My infrastructure

Current state

I have two physical nodes:

  1. Storage: An older build from new parts in a Supermicro chassis with 12 hotswap drive bays.
  2. Compute: A newer build from used eBay parts in a Supermicro chassis with lots of airflow.

Virtualization/containerization

Each of these nodes is running Proxmox VE. Software is deployed on VMs, enabling deployment of virtual clustered systems.

Software is deployed on containers to the extent possible. Sometimes Docker Swarm, sometimes Docker Compose, sometimes Kubernetes.

Note

That may not even be a full listing of my deployment types…

TODO: Standardize my deployments!

Storage

My aim is to use simple solutions that minimize cognitive load and maximize flexibility.

Note

I made a lot of these decisions a long time ago and don’t have my full rationale anymore. When I find / remember it, update here.

Redundancy: mdadm

mdadm is a utility for managing software RAID. I’m using this for operating system drives (mostly SSDs?) to enable servers to survive drive failures.

Redundancy: SnapRAID

SnapRAID is a non-realtime software RAID solution. I’m using this for shared storage drives. Parity is calculated and validated (bit-rot protection) on a schedule.

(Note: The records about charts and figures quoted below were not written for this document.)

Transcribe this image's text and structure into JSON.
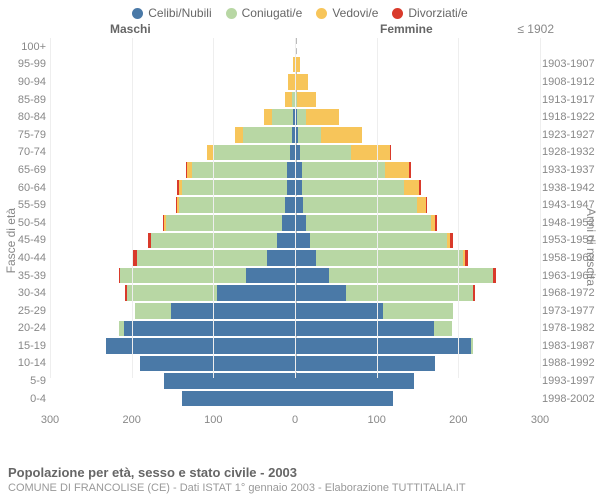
{
  "type": "population-pyramid",
  "legend": [
    {
      "label": "Celibi/Nubili",
      "color": "#4a79a7"
    },
    {
      "label": "Coniugati/e",
      "color": "#b8d7a4"
    },
    {
      "label": "Vedovi/e",
      "color": "#f7c55a"
    },
    {
      "label": "Divorziati/e",
      "color": "#d93a2b"
    }
  ],
  "header": {
    "male": "Maschi",
    "female": "Femmine",
    "birth_top": "≤ 1902"
  },
  "yaxis_left_title": "Fasce di età",
  "yaxis_right_title": "Anni di nascita",
  "xaxis": {
    "max": 300,
    "ticks": [
      300,
      200,
      100,
      0,
      100,
      200,
      300
    ]
  },
  "footer": {
    "title": "Popolazione per età, sesso e stato civile - 2003",
    "sub": "COMUNE DI FRANCOLISE (CE) - Dati ISTAT 1° gennaio 2003 - Elaborazione TUTTITALIA.IT"
  },
  "colors": {
    "single": "#4a79a7",
    "married": "#b8d7a4",
    "widowed": "#f7c55a",
    "divorced": "#d93a2b",
    "bg": "#ffffff",
    "grid": "#eeeeee",
    "centerline": "#bbbbbb",
    "text": "#888888"
  },
  "rows": [
    {
      "age": "100+",
      "birth": "",
      "m": [
        0,
        0,
        0,
        0
      ],
      "f": [
        0,
        0,
        0,
        0
      ]
    },
    {
      "age": "95-99",
      "birth": "1903-1907",
      "m": [
        0,
        0,
        2,
        0
      ],
      "f": [
        0,
        0,
        6,
        0
      ]
    },
    {
      "age": "90-94",
      "birth": "1908-1912",
      "m": [
        0,
        0,
        8,
        0
      ],
      "f": [
        0,
        0,
        16,
        0
      ]
    },
    {
      "age": "85-89",
      "birth": "1913-1917",
      "m": [
        0,
        4,
        8,
        0
      ],
      "f": [
        0,
        2,
        24,
        0
      ]
    },
    {
      "age": "80-84",
      "birth": "1918-1922",
      "m": [
        2,
        26,
        10,
        0
      ],
      "f": [
        2,
        12,
        40,
        0
      ]
    },
    {
      "age": "75-79",
      "birth": "1923-1927",
      "m": [
        4,
        60,
        10,
        0
      ],
      "f": [
        4,
        28,
        50,
        0
      ]
    },
    {
      "age": "70-74",
      "birth": "1928-1932",
      "m": [
        6,
        94,
        8,
        0
      ],
      "f": [
        6,
        62,
        48,
        2
      ]
    },
    {
      "age": "65-69",
      "birth": "1933-1937",
      "m": [
        10,
        116,
        6,
        2
      ],
      "f": [
        8,
        102,
        30,
        2
      ]
    },
    {
      "age": "60-64",
      "birth": "1938-1942",
      "m": [
        10,
        128,
        4,
        2
      ],
      "f": [
        8,
        126,
        18,
        2
      ]
    },
    {
      "age": "55-59",
      "birth": "1943-1947",
      "m": [
        12,
        130,
        2,
        2
      ],
      "f": [
        10,
        140,
        10,
        2
      ]
    },
    {
      "age": "50-54",
      "birth": "1948-1952",
      "m": [
        16,
        142,
        2,
        2
      ],
      "f": [
        14,
        152,
        6,
        2
      ]
    },
    {
      "age": "45-49",
      "birth": "1953-1957",
      "m": [
        22,
        154,
        0,
        4
      ],
      "f": [
        18,
        168,
        4,
        4
      ]
    },
    {
      "age": "40-44",
      "birth": "1958-1962",
      "m": [
        34,
        160,
        0,
        4
      ],
      "f": [
        26,
        180,
        2,
        4
      ]
    },
    {
      "age": "35-39",
      "birth": "1963-1967",
      "m": [
        60,
        154,
        0,
        2
      ],
      "f": [
        42,
        200,
        0,
        4
      ]
    },
    {
      "age": "30-34",
      "birth": "1968-1972",
      "m": [
        96,
        110,
        0,
        2
      ],
      "f": [
        62,
        156,
        0,
        2
      ]
    },
    {
      "age": "25-29",
      "birth": "1973-1977",
      "m": [
        152,
        44,
        0,
        0
      ],
      "f": [
        108,
        86,
        0,
        0
      ]
    },
    {
      "age": "20-24",
      "birth": "1978-1982",
      "m": [
        210,
        6,
        0,
        0
      ],
      "f": [
        170,
        22,
        0,
        0
      ]
    },
    {
      "age": "15-19",
      "birth": "1983-1987",
      "m": [
        232,
        0,
        0,
        0
      ],
      "f": [
        216,
        2,
        0,
        0
      ]
    },
    {
      "age": "10-14",
      "birth": "1988-1992",
      "m": [
        190,
        0,
        0,
        0
      ],
      "f": [
        172,
        0,
        0,
        0
      ]
    },
    {
      "age": "5-9",
      "birth": "1993-1997",
      "m": [
        160,
        0,
        0,
        0
      ],
      "f": [
        146,
        0,
        0,
        0
      ]
    },
    {
      "age": "0-4",
      "birth": "1998-2002",
      "m": [
        138,
        0,
        0,
        0
      ],
      "f": [
        120,
        0,
        0,
        0
      ]
    }
  ]
}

I’m also using UnionFS to expose data drives as a unified pool.

Rationale
  • Data drives can be accessed in isolation of the array (even if the array can’t be fully recovered).
  • Data files are hashed to protect from bit rot.
  • Arrays are flexible to change size, increase parity, etc.
    • Disks with data already on them can be added to the array.
  • Only the disk being accessed will spin up.
  • Between the scheduled parity recalculations, it’s possible to “un-delete” files!
Considerations
  • Parity drives must be among the largest in the pool. For now I have two pools until I get more drives and can re-organize them in to one pool.

Network

1GbE

Desired state

Backups as a service

How to make automated (file-level) backups easier? Time to try out some new tools, e.g. Borg, Restic?

Energy efficiency

  • How to get nodes to sleep when not in use?

  • What services can run on more purpose-built hardware to save energy from e.g. software video encoding?

  • How can I integrate SBCs (Raspberry Pi, oDroid N2+, H3+) to save energy?

  • How best to monitor energy usage at the node/service level?